MOBILE, Ala. (AP) — Mobile's mayor is proposing to annex 13,000 residents into the city.
Mobile, with a population just under 190,000, is currently the fourth-largest city in Alabama behind Birmingham, Huntsville and Montgomery.
But there has been opposition to the idea among Mobile city council members.
At a recent meeting, council member C.J. Small showed a Power Point presentation of photographs from around his district illustrating dilapidated buildings, potholes in roads, and parks in poor condition.
"This is what I get phone calls about," Small said. "Streets and sidewalks that have been left, for years, in distress. A (swimming) pool full of water with mosquitoes. Trash overflowing. And we are talking about expanding Mobile? We need to take care of our home first."
Discussion on the city council has also split along racial lines with the council's three black members voicing the most concerns about the annexation.
Under the proposal, the annexation of three separate corridors west of the city's limits would change the city's demographics from 50% black and 45.5% white to 48.8%, black and 46.7% white.
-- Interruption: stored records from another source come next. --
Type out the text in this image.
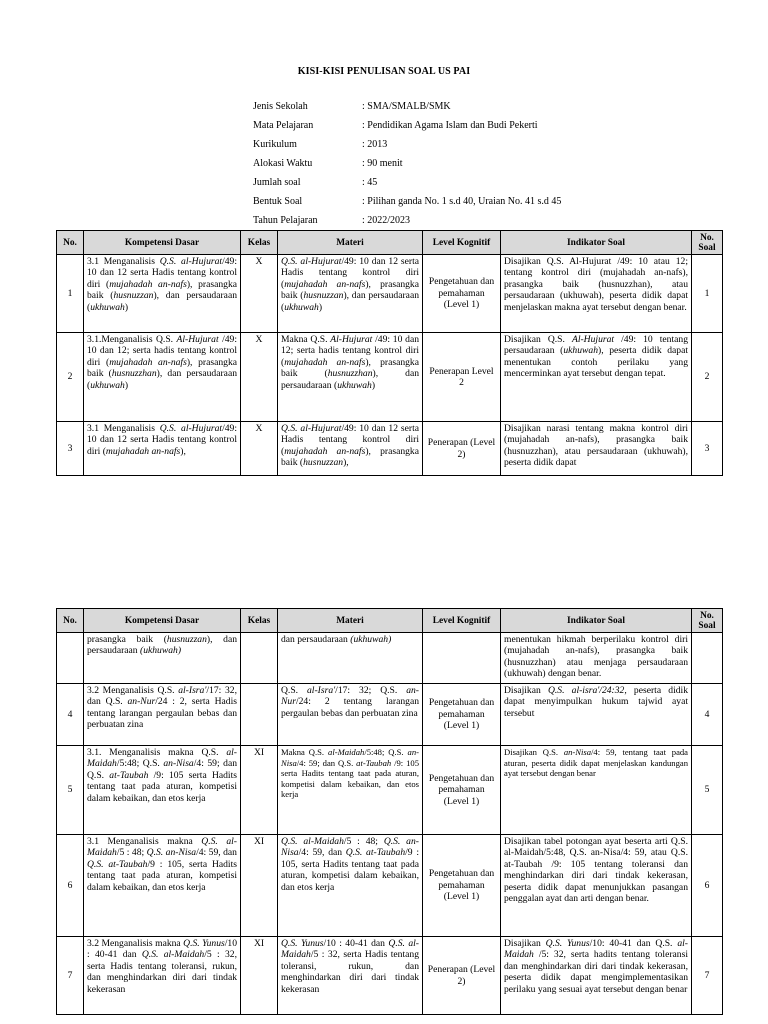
KISI-KISI PENULISAN SOAL US PAI
Jenis Sekolah	: SMA/SMALB/SMK
Mata Pelajaran	: Pendidikan Agama Islam dan Budi Pekerti
Kurikulum	: 2013
Alokasi Waktu	: 90 menit
Jumlah soal	: 45
Bentuk Soal	: Pilihan ganda No. 1 s.d 40, Uraian No. 41 s.d 45
Tahun Pelajaran	: 2022/2023
No.	Kompetensi Dasar	Kelas	Materi	Level Kognitif	Indikator Soal	No. Soal
1	3.1 Menganalisis Q.S. al-Hujurat/49: 10 dan 12 serta Hadis tentang kontrol diri (mujahadah an-nafs), prasangka baik (husnuzzan), dan persaudaraan (ukhuwah)	X	Q.S. al-Hujurat/49: 10 dan 12 serta Hadis tentang kontrol diri (mujahadah an-nafs), prasangka baik (husnuzzan), dan persaudaraan (ukhuwah)	Pengetahuan dan pemahaman (Level 1)	Disajikan Q.S. Al-Hujurat /49: 10 atau 12; tentang kontrol diri (mujahadah an-nafs), prasangka baik (husnuzzhan), atau persaudaraan (ukhuwah), peserta didik dapat menjelaskan makna ayat tersebut dengan benar.	1
2	3.1.Menganalisis Q.S. Al-Hujurat /49: 10 dan 12; serta hadis tentang kontrol diri (mujahadah an-nafs), prasangka baik (husnuzzhan), dan persaudaraan (ukhuwah)	X	Makna Q.S. Al-Hujurat /49: 10 dan 12; serta hadis tentang kontrol diri (mujahadah an-nafs), prasangka baik (husnuzzhan), dan persaudaraan (ukhuwah)	Penerapan Level 2	Disajikan Q.S. Al-Hujurat /49: 10 tentang persaudaraan (ukhuwah), peserta didik dapat menentukan contoh perilaku yang mencerminkan ayat tersebut dengan tepat.	2
3	3.1 Menganalisis Q.S. al-Hujurat/49: 10 dan 12 serta Hadis tentang kontrol diri (mujahadah an-nafs),	X	Q.S. al-Hujurat/49: 10 dan 12 serta Hadis tentang kontrol diri (mujahadah an-nafs), prasangka baik (husnuzzan),	Penerapan (Level 2)	Disajikan narasi tentang makna kontrol diri (mujahadah an-nafs), prasangka baik (husnuzzhan), atau persaudaraan (ukhuwah), peserta didik dapat	3
No.	Kompetensi Dasar	Kelas	Materi	Level Kognitif	Indikator Soal	No. Soal
	prasangka baik (husnuzzan), dan persaudaraan (ukhuwah)		dan persaudaraan (ukhuwah)		menentukan hikmah berperilaku kontrol diri (mujahadah an-nafs), prasangka baik (husnuzzhan) atau menjaga persaudaraan (ukhuwah) dengan benar.	
4	3.2 Menganalisis Q.S. al-Isra'/17: 32, dan Q.S. an-Nur/24 : 2, serta Hadis tentang larangan pergaulan bebas dan perbuatan zina		Q.S. al-Isra'/17: 32; Q.S. an-Nur/24: 2 tentang larangan pergaulan bebas dan perbuatan zina	Pengetahuan dan pemahaman (Level 1)	Disajikan Q.S. al-isra'/24:32, peserta didik dapat menyimpulkan hukum tajwid ayat tersebut	4
5	3.1. Menganalisis makna Q.S. al-Maidah/5:48; Q.S. an-Nisa/4: 59; dan Q.S. at-Taubah /9: 105 serta Hadits tentang taat pada aturan, kompetisi dalam kebaikan, dan etos kerja	XI	Makna Q.S. al-Maidah/5:48; Q.S. an-Nisa/4: 59; dan Q.S. at-Taubah /9: 105 serta Hadits tentang taat pada aturan, kompetisi dalam kebaikan, dan etos kerja	Pengetahuan dan pemahaman (Level 1)	Disajikan Q.S. an-Nisa/4: 59, tentang taat pada aturan, peserta didik dapat menjelaskan kandungan ayat tersebut dengan benar	5
6	3.1 Menganalisis makna Q.S. al-Maidah/5 : 48; Q.S. an-Nisa/4: 59, dan Q.S. at-Taubah/9 : 105, serta Hadits tentang taat pada aturan, kompetisi dalam kebaikan, dan etos kerja	XI	Q.S. al-Maidah/5 : 48; Q.S. an-Nisa/4: 59, dan Q.S. at-Taubah/9 : 105, serta Hadits tentang taat pada aturan, kompetisi dalam kebaikan, dan etos kerja	Pengetahuan dan pemahaman (Level 1)	Disajikan tabel potongan ayat beserta arti Q.S. al-Maidah/5:48, Q.S. an-Nisa/4: 59, atau Q.S. at-Taubah /9: 105 tentang toleransi dan menghindarkan diri dari tindak kekerasan, peserta didik dapat menunjukkan pasangan penggalan ayat dan arti dengan benar.	6
7	3.2 Menganalisis makna Q.S. Yunus/10 : 40-41 dan Q.S. al-Maidah/5 : 32, serta Hadis tentang toleransi, rukun, dan menghindarkan diri dari tindak kekerasan	XI	Q.S. Yunus/10 : 40-41 dan Q.S. al-Maidah/5 : 32, serta Hadis tentang toleransi, rukun, dan menghindarkan diri dari tindak kekerasan	Penerapan (Level 2)	Disajikan Q.S. Yunus/10: 40-41 dan Q.S. al-Maidah /5: 32, serta hadits tentang toleransi dan menghindarkan diri dari tindak kekerasan, peserta didik dapat mengimplementasikan perilaku yang sesuai ayat tersebut dengan benar	7
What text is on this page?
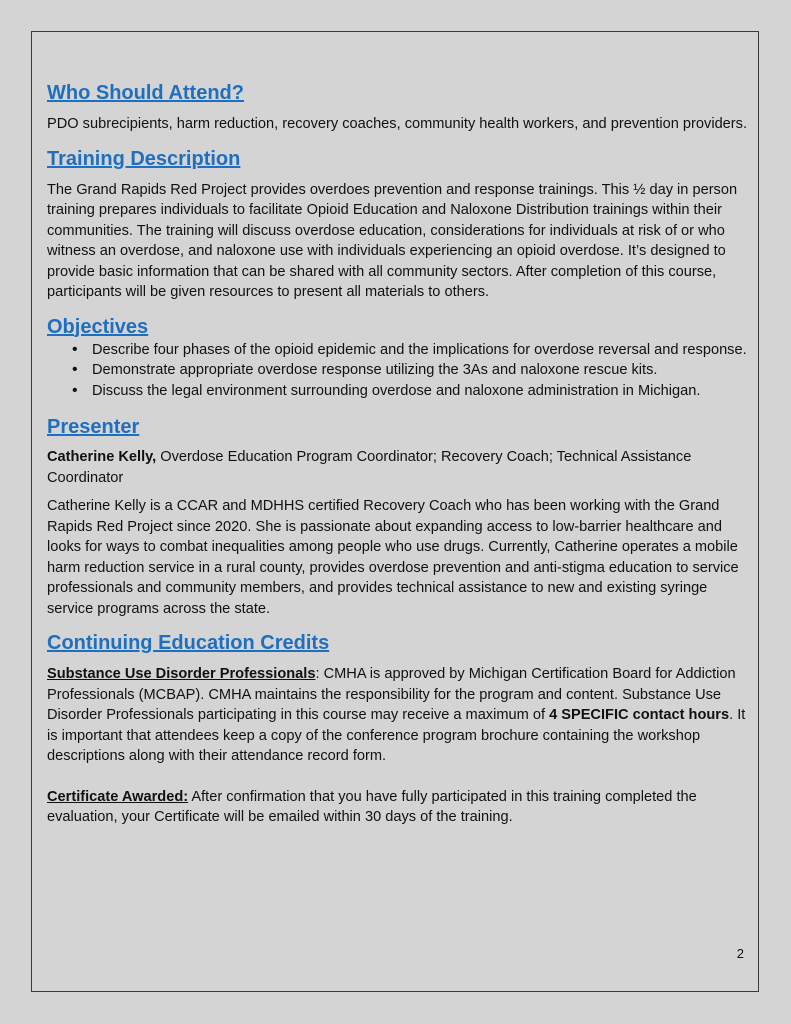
Who Should Attend?

PDO subrecipients, harm reduction, recovery coaches, community health workers, and prevention providers.

Training Description

The Grand Rapids Red Project provides overdoes prevention and response trainings. This ½ day in person training prepares individuals to facilitate Opioid Education and Naloxone Distribution trainings within their communities. The training will discuss overdose education, considerations for individuals at risk of or who witness an overdose, and naloxone use with individuals experiencing an opioid overdose. It’s designed to provide basic information that can be shared with all community sectors. After completion of this course, participants will be given resources to present all materials to others.

Objectives
• Describe four phases of the opioid epidemic and the implications for overdose reversal and response.
• Demonstrate appropriate overdose response utilizing the 3As and naloxone rescue kits.
• Discuss the legal environment surrounding overdose and naloxone administration in Michigan.
Presenter

Catherine Kelly, Overdose Education Program Coordinator; Recovery Coach; Technical Assistance Coordinator

Catherine Kelly is a CCAR and MDHHS certified Recovery Coach who has been working with the Grand Rapids Red Project since 2020. She is passionate about expanding access to low-barrier healthcare and looks for ways to combat inequalities among people who use drugs. Currently, Catherine operates a mobile harm reduction service in a rural county, provides overdose prevention and anti-stigma education to service professionals and community members, and provides technical assistance to new and existing syringe service programs across the state.

Continuing Education Credits

Substance Use Disorder Professionals: CMHA is approved by Michigan Certification Board for Addiction Professionals (MCBAP). CMHA maintains the responsibility for the program and content. Substance Use Disorder Professionals participating in this course may receive a maximum of 4 SPECIFIC contact hours. It is important that attendees keep a copy of the conference program brochure containing the workshop descriptions along with their attendance record form.

Certificate Awarded: After confirmation that you have fully participated in this training completed the evaluation, your Certificate will be emailed within 30 days of the training.

2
But Council President Levon Manzie said the issue wasn't about a shift in the city's racial demographics. Manzie and some other council members say it comes down to finances — and whether millions of dollars in city resources should be spent on providing services to people living west of the city limits.
In a 6-1 vote, the council decided to wait before deciding whether to authorize a special election for voters outside the city limits on whether to annex into the city. The waiting period will allow the administration to return back with more information about how the annexation would affect the city's finances.